The company’s aggressive data center expansion this year is a good reminder that colocation is still at the core of what became CenturyLink’s infrastructure services business. Drew Leonard, vice president of colocation product management at CenturyLink, said the company was adding about 20MW of data center capacity across nine locations in 2014. Most of it is in North America, and some is in Europe and Asia.
Chasing large colocation deals
And it is not cloud that is driving this expansion. It is demand for colocation space. “There’s more large deals on the table,” Leonard said. “What traditionally would be earmarked for wholesale type of providers [is] being shopped through retail providers as well.”
CenturyLink brought nearly 10MW online in Phoenix, 2MW each in Toronto and in Orange County (south California) and 1.2MW in Washington, D.C., to name some of this year’s expansion projects. It is expanding to avoid running out of capacity in any of those markets (or “going dark,” as Leonard put it) and missing opportunities as a result.
“If you don’t plan ahead and have an available 1MW, an available 2MW [in a given market], one deal fills you up,” he said. “And now, all of a sudden, you go dark in the market.”
Hybrid infrastructure is key
CenturyLink’s differentiation is providing core colocation space but packaging it up with managed services or cloud, or both. Joel Stone, the company’s vice president of global data center operations, said its value proposition was flexibility.
The $2.5 billion acquisition of Savvis by CenturyLink in 2011 gave Savvis the firepower needed to capitalize on the demand. “CenturyLink has access to a lot of capital,” Stone said.
It has enough capital to invest in new facilities and to optimize and bring up to date existing data centers to avoid having dated infrastructure. “That’s a challenge you have with any provider that’s been around for as long as we have,” he said.
Expanding quickly but carefully
Location decisions for going into new markets are dictated by existing CenturyLink footprint.
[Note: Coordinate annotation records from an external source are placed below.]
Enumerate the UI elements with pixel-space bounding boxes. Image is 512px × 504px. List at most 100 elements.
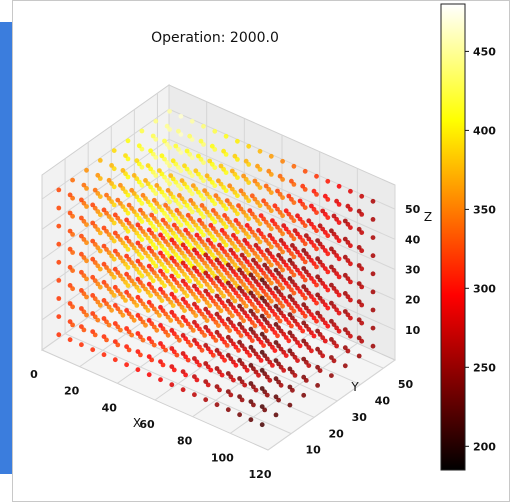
data-point bbox=[205, 273, 211, 279]
data-point bbox=[232, 153, 238, 159]
data-point bbox=[124, 217, 129, 223]
data-point bbox=[329, 355, 334, 360]
data-point bbox=[322, 284, 328, 290]
data-point bbox=[228, 320, 234, 325]
data-point bbox=[237, 376, 243, 381]
data-point bbox=[112, 212, 118, 218]
data-point bbox=[146, 263, 152, 269]
data-point bbox=[84, 240, 89, 246]
data-point bbox=[197, 290, 202, 296]
data-point bbox=[138, 298, 143, 303]
data-point bbox=[148, 257, 154, 262]
data-point bbox=[259, 368, 265, 373]
data-point bbox=[90, 256, 96, 262]
data-point bbox=[92, 223, 98, 229]
data-point bbox=[359, 338, 365, 344]
data-point bbox=[136, 270, 142, 275]
data-point bbox=[268, 280, 274, 286]
data-point bbox=[257, 221, 263, 227]
data-point bbox=[162, 247, 167, 253]
data-point bbox=[227, 237, 233, 243]
data-point bbox=[198, 138, 204, 144]
data-point bbox=[334, 289, 339, 295]
data-point bbox=[287, 276, 293, 281]
data-point bbox=[194, 359, 200, 365]
x-tick-label: 20 bbox=[64, 385, 80, 398]
data-point bbox=[228, 392, 234, 398]
data-point bbox=[301, 266, 307, 271]
data-point bbox=[208, 295, 214, 301]
data-point bbox=[257, 257, 263, 263]
data-point bbox=[348, 315, 353, 321]
data-point bbox=[290, 351, 295, 357]
data-point bbox=[157, 240, 162, 246]
data-point bbox=[146, 227, 152, 233]
data-point bbox=[291, 308, 297, 314]
data-point bbox=[212, 201, 218, 207]
data-point bbox=[151, 306, 157, 312]
data-point bbox=[243, 176, 249, 182]
data-point bbox=[306, 272, 312, 278]
data-point bbox=[95, 317, 101, 323]
data-point bbox=[225, 262, 231, 268]
data-point bbox=[309, 348, 314, 354]
data-point bbox=[248, 326, 254, 332]
data-point bbox=[213, 319, 219, 325]
data-point bbox=[280, 231, 285, 237]
data-point bbox=[309, 257, 314, 263]
data-point bbox=[227, 273, 233, 279]
data-point bbox=[171, 277, 177, 282]
data-point bbox=[101, 207, 107, 213]
data-point bbox=[123, 225, 128, 231]
data-point bbox=[302, 205, 308, 211]
data-point bbox=[232, 226, 238, 232]
data-point bbox=[202, 314, 208, 320]
data-point bbox=[115, 252, 121, 257]
data-point bbox=[329, 300, 334, 306]
data-point bbox=[84, 186, 89, 191]
chart-title: Operation: 2000.0 bbox=[151, 30, 279, 46]
data-point bbox=[270, 363, 275, 368]
data-point bbox=[251, 384, 256, 390]
gridline-z-left bbox=[41, 229, 170, 321]
data-point bbox=[164, 178, 170, 183]
data-point bbox=[84, 204, 89, 209]
data-point bbox=[221, 148, 227, 154]
data-point bbox=[290, 315, 295, 321]
data-point bbox=[203, 288, 209, 294]
data-point bbox=[289, 269, 294, 275]
data-point bbox=[170, 212, 176, 218]
data-point bbox=[283, 208, 289, 214]
data-point bbox=[151, 288, 157, 294]
data-point bbox=[261, 288, 266, 294]
data-point bbox=[106, 286, 112, 292]
data-point bbox=[302, 277, 308, 283]
data-point bbox=[229, 222, 235, 228]
data-point bbox=[325, 287, 331, 293]
data-point bbox=[70, 286, 75, 292]
data-point bbox=[325, 178, 331, 184]
data-point bbox=[218, 254, 224, 259]
data-point bbox=[270, 236, 275, 242]
data-point bbox=[246, 198, 252, 204]
data-point bbox=[202, 206, 208, 212]
data-point bbox=[183, 263, 189, 269]
data-point bbox=[276, 289, 281, 294]
data-point bbox=[334, 235, 339, 240]
data-point bbox=[154, 327, 160, 333]
data-point bbox=[221, 275, 227, 281]
data-point bbox=[291, 200, 297, 206]
data-point bbox=[163, 239, 169, 244]
data-point bbox=[281, 295, 287, 301]
data-point bbox=[227, 310, 233, 315]
data-point bbox=[281, 313, 287, 319]
data-point bbox=[129, 206, 135, 211]
data-point bbox=[124, 308, 129, 313]
data-point bbox=[176, 128, 181, 134]
data-point bbox=[295, 340, 300, 345]
data-point bbox=[125, 156, 131, 162]
data-point bbox=[329, 373, 334, 378]
data-point bbox=[257, 148, 263, 154]
data-point bbox=[301, 374, 307, 380]
data-point bbox=[228, 265, 234, 271]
The company prefers to add data center footprint in areas where it already has network connectivity (CenturyLink operates a Tier I backbone) and some sales presence with knowledge of the local market.
In locations without existing footprint, the company prefers to partner with companies that have local presence rather than go in on its own. The point is to expand while keeping the cost down as much as possible, Leonard said.
Recently, CenturyLink began to standardize the design of data centers it builds on its own to further cut cost and time to market. But, it is not afraid to experiment with other innovative models. In Phoenix, for example, the company used data center modules by IO, and for its most recently launched data center in Minnesota was built by Compass Datacenters, a Dallas-based developer that uses its own standard design to build 1.2MW pods for customers in second-tier North American markets.